Data from the fourth round of the National Family Health Survey (NFHS-4), 2015–16, India was used in the analysis. The NFHS-4 is a nation-wide, cross-sectional, and large-scale demographic health survey conducted under the stewardship of the Ministry of Health and Family Welfare (MoHFW), Government of India. It used multi-stage stratified systematic sampling to draw representative estimates at the national and subnational levels (state/district level). In the first stage, villages in the case of rural areas and census enumeration blocks in the case of urban areas were selected through the probability-proportional-to-size method. Households were selected through a systematic sampling scheme in the second stage of the sampling. The survey successfully collected information from 601,509 households (with a 98% response rate), covering 2,869,043 individuals throughout the country. The survey used three sets of schedules, namely, the household schedule, the woman schedule, and the man schedule. The household schedule provided information on household amenities (type of house, cooking fuel, drinking water, sanitation, electricity, assets ownership, etc) and basic demographic details for each member of the household (age, educational attainment, caste, religion and relationship to head of the household). The woman schedule was canvassed to women in the 15–49 age group in the domains of fertility, maternal health, child health, nutritional status, mortality, contraception, etc. Similarly, the man schedule collected information on health, marriage, contraception, etc. from men aged 15–54 years. The detailed methodology, sampling design, and survey instruments have been given in the report [15].

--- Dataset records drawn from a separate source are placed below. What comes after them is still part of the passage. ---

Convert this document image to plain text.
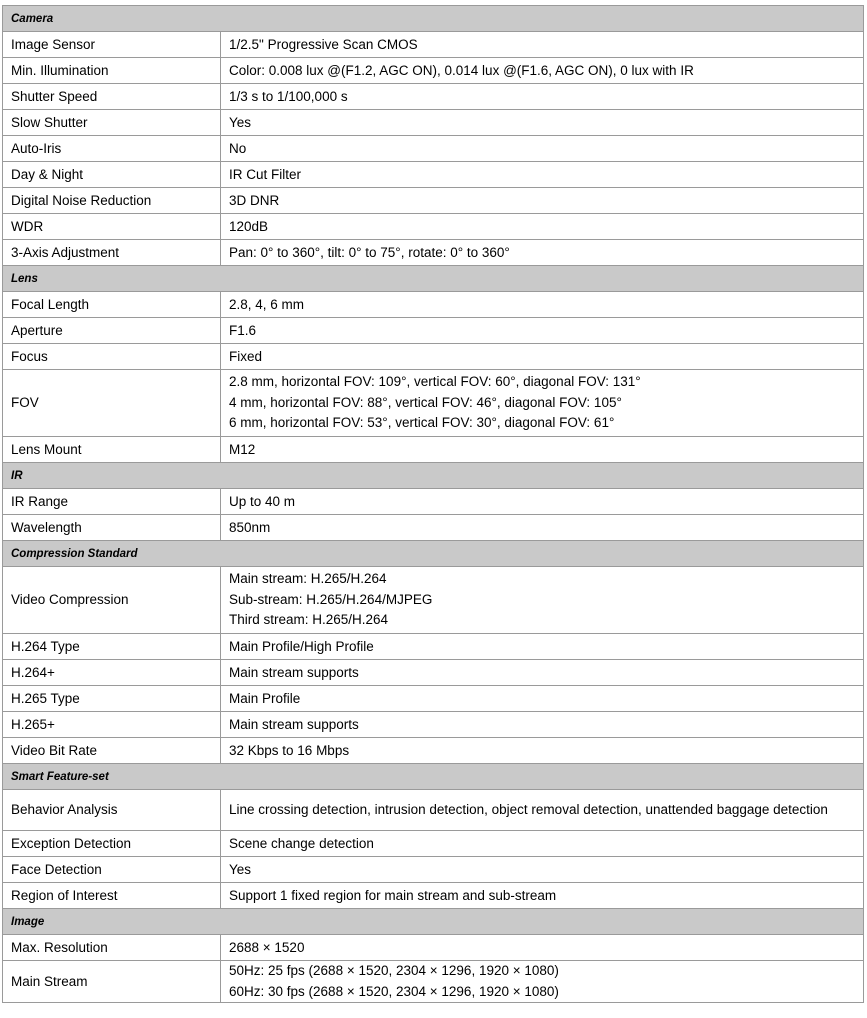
Camera	
Image Sensor	1/2.5" Progressive Scan CMOS
Min. Illumination	Color: 0.008 lux @(F1.2, AGC ON), 0.014 lux @(F1.6, AGC ON), 0 lux with IR
Shutter Speed	1/3 s to 1/100,000 s
Slow Shutter	Yes
Auto-Iris	No
Day & Night	IR Cut Filter
Digital Noise Reduction	3D DNR
WDR	120dB
3-Axis Adjustment	Pan: 0° to 360°, tilt: 0° to 75°, rotate: 0° to 360°
Lens	
Focal Length	2.8, 4, 6 mm
Aperture	F1.6
Focus	Fixed
FOV	2.8 mm, horizontal FOV: 109°, vertical FOV: 60°, diagonal FOV: 131°
4 mm, horizontal FOV: 88°, vertical FOV: 46°, diagonal FOV: 105°
6 mm, horizontal FOV: 53°, vertical FOV: 30°, diagonal FOV: 61°

Lens Mount	M12
IR	
IR Range	Up to 40 m
Wavelength	850nm
Compression Standard	
Video Compression	Main stream: H.265/H.264
Sub-stream: H.265/H.264/MJPEG
Third stream: H.265/H.264

H.264 Type	Main Profile/High Profile
H.264+	Main stream supports
H.265 Type	Main Profile
H.265+	Main stream supports
Video Bit Rate	32 Kbps to 16 Mbps
Smart Feature-set	
Behavior Analysis	Line crossing detection, intrusion detection, object removal detection, unattended baggage detection
Exception Detection	Scene change detection
Face Detection	Yes
Region of Interest	Support 1 fixed region for main stream and sub-stream
Image	
Max. Resolution	2688 × 1520
Main Stream	50Hz: 25 fps (2688 × 1520, 2304 × 1296, 1920 × 1080)
60Hz: 30 fps (2688 × 1520, 2304 × 1296, 1920 × 1080)
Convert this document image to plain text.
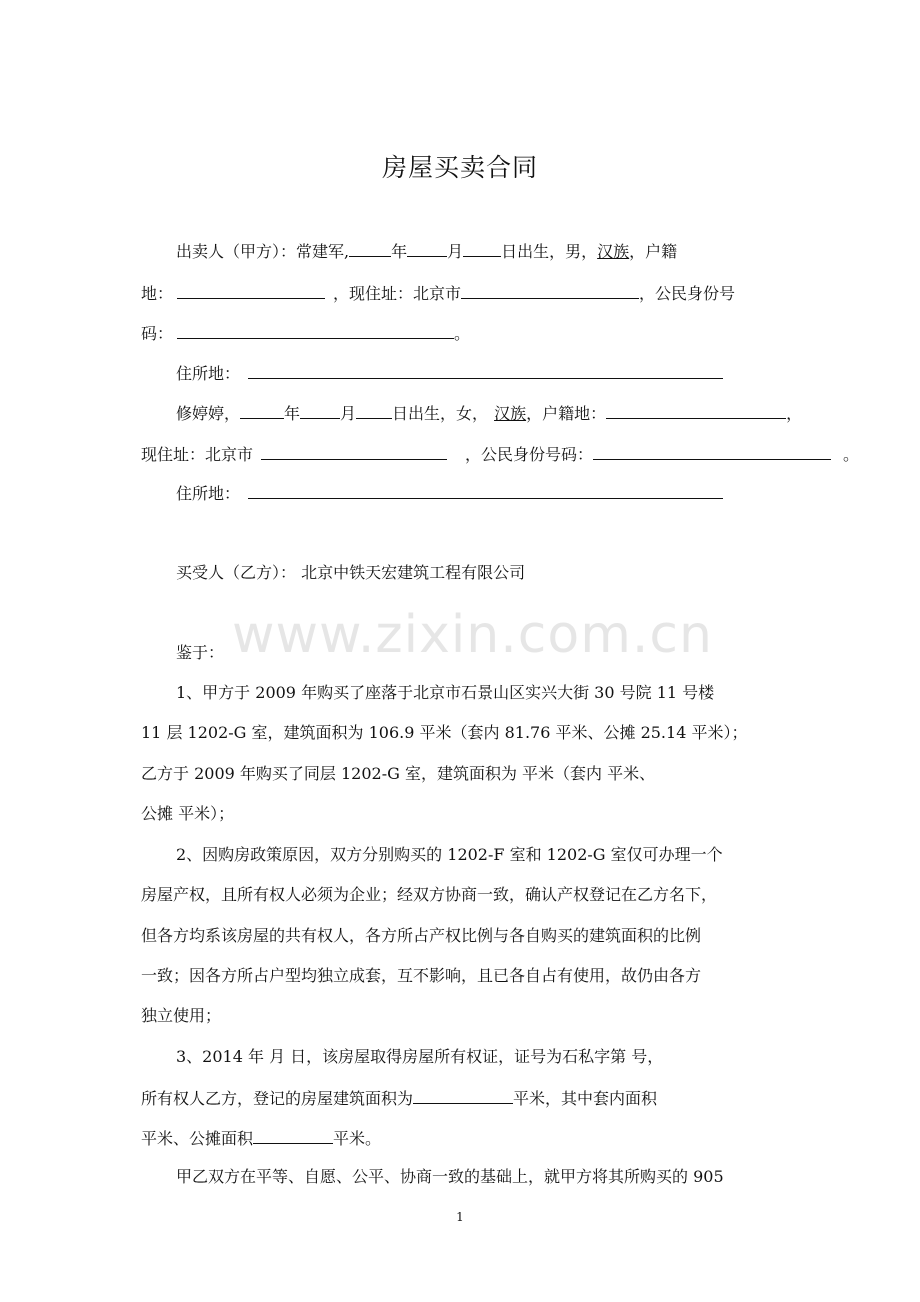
www.zixin.com.cn
房屋买卖合同
出卖人（甲方）：常建军,	年	月 日出生，男，汉族，户籍
地：	，现住址：北京市	，公民身份号
码：	。
住所地：
修婷婷，	年	月 日出生，女， 汉族，户籍地：	，
现住址：北京市	，公民身份号码：	。
住所地：
买受人（乙方）： 北京中铁天宏建筑工程有限公司
鉴于：
1、甲方于 2009 年购买了座落于北京市石景山区实兴大街 30 号院 11 号楼
11 层 1202-G 室，建筑面积为 106.9 平米（套内 81.76 平米、公摊 25.14 平米）；
乙方于 2009 年购买了同层 1202-G 室，建筑面积为 平米（套内 平米、
公摊 平米）；
2、因购房政策原因，双方分别购买的 1202-F 室和 1202-G 室仅可办理一个
房屋产权，且所有权人必须为企业；经双方协商一致，确认产权登记在乙方名下，
但各方均系该房屋的共有权人，各方所占产权比例与各自购买的建筑面积的比例
一致；因各方所占户型均独立成套，互不影响，且已各自占有使用，故仍由各方
独立使用；
3、2014 年 月 日，该房屋取得房屋所有权证，证号为石私字第 号，
所有权人乙方，登记的房屋建筑面积为	平米，其中套内面积
平米、公摊面积	平米。
甲乙双方在平等、自愿、公平、协商一致的基础上，就甲方将其所购买的 905
1
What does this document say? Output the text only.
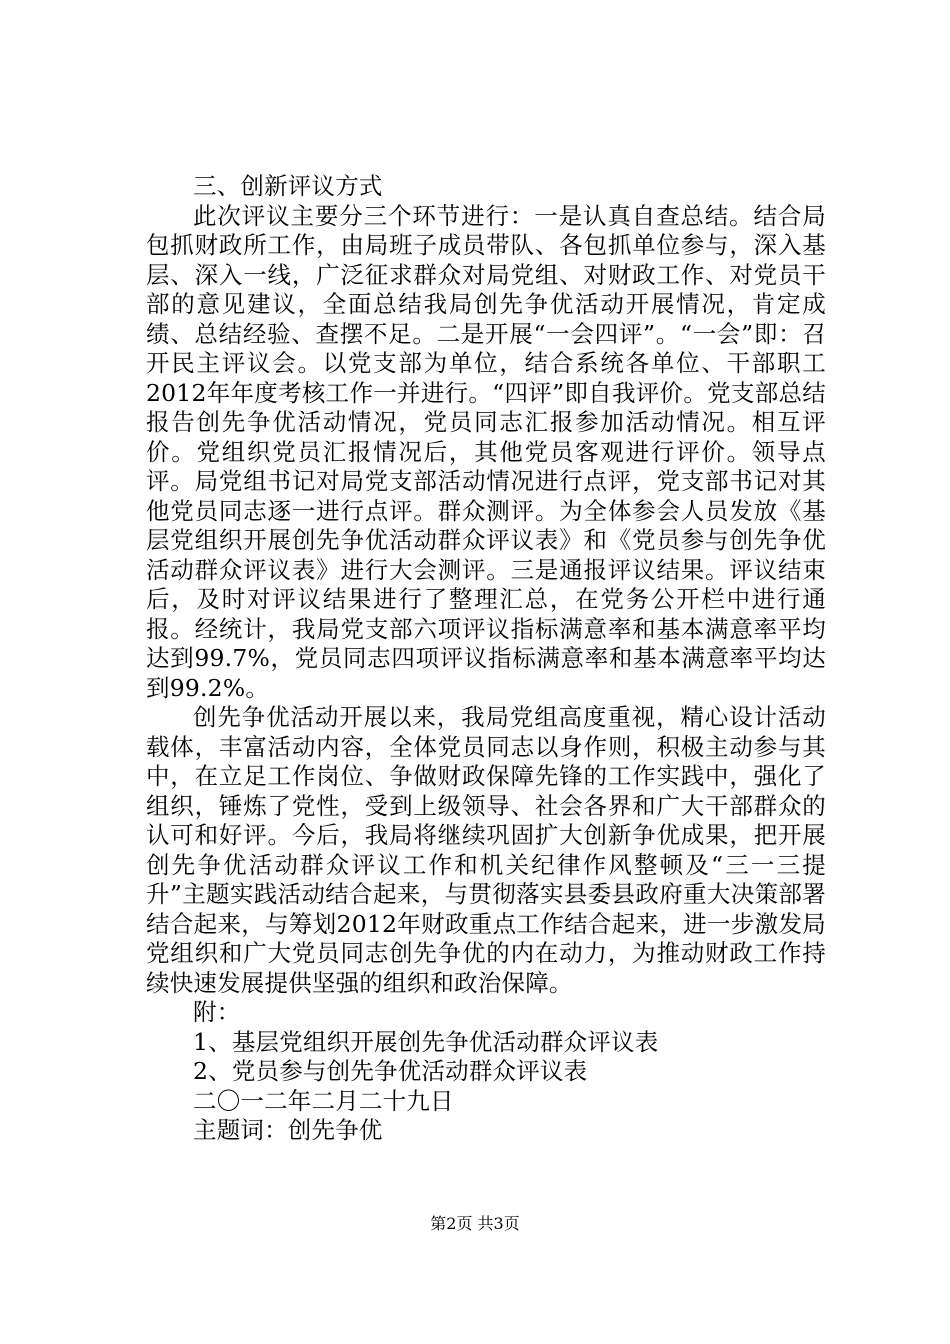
三、创新评议方式

此次评议主要分三个环节进行：一是认真自查总结。结合局包抓财政所工作，由局班子成员带队、各包抓单位参与，深入基层、深入一线，广泛征求群众对局党组、对财政工作、对党员干部的意见建议，全面总结我局创先争优活动开展情况，肯定成绩、总结经验、查摆不足。二是开展“一会四评”。“一会”即：召开民主评议会。以党支部为单位，结合系统各单位、干部职工2012年年度考核工作一并进行。“四评”即自我评价。党支部总结报告创先争优活动情况，党员同志汇报参加活动情况。相互评价。党组织党员汇报情况后，其他党员客观进行评价。领导点评。局党组书记对局党支部活动情况进行点评，党支部书记对其他党员同志逐一进行点评。群众测评。为全体参会人员发放《基层党组织开展创先争优活动群众评议表》和《党员参与创先争优活动群众评议表》进行大会测评。三是通报评议结果。评议结束后，及时对评议结果进行了整理汇总，在党务公开栏中进行通报。经统计，我局党支部六项评议指标满意率和基本满意率平均达到99.7%，党员同志四项评议指标满意率和基本满意率平均达到99.2%。

创先争优活动开展以来，我局党组高度重视，精心设计活动载体，丰富活动内容，全体党员同志以身作则，积极主动参与其中，在立足工作岗位、争做财政保障先锋的工作实践中，强化了组织，锤炼了党性，受到上级领导、社会各界和广大干部群众的认可和好评。今后，我局将继续巩固扩大创新争优成果，把开展创先争优活动群众评议工作和机关纪律作风整顿及“三一三提升”主题实践活动结合起来，与贯彻落实县委县政府重大决策部署结合起来，与筹划2012年财政重点工作结合起来，进一步激发局党组织和广大党员同志创先争优的内在动力，为推动财政工作持续快速发展提供坚强的组织和政治保障。

附：

1、基层党组织开展创先争优活动群众评议表

2、党员参与创先争优活动群众评议表

二〇一二年二月二十九日

主题词：创先争优

第2页 共3页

The NFHS-4 provides six types of separate data files, namely household, birth, kids, women, men, and person’s data file. The person’s data file contains all information at the individual level, which includes demographic, educational attainment and some health-related information for all members in a household. It may be mentioned that the household characteristics, such as electricity, type of house, cooking fuel and household assets, are the same for every member of a household, while the individual characteristics, such as age, sex, educational attainment, and some biomarkers, vary for each member of the household. The individual data file was used to estimate the extent of multidimensional poverty and tuberculosis.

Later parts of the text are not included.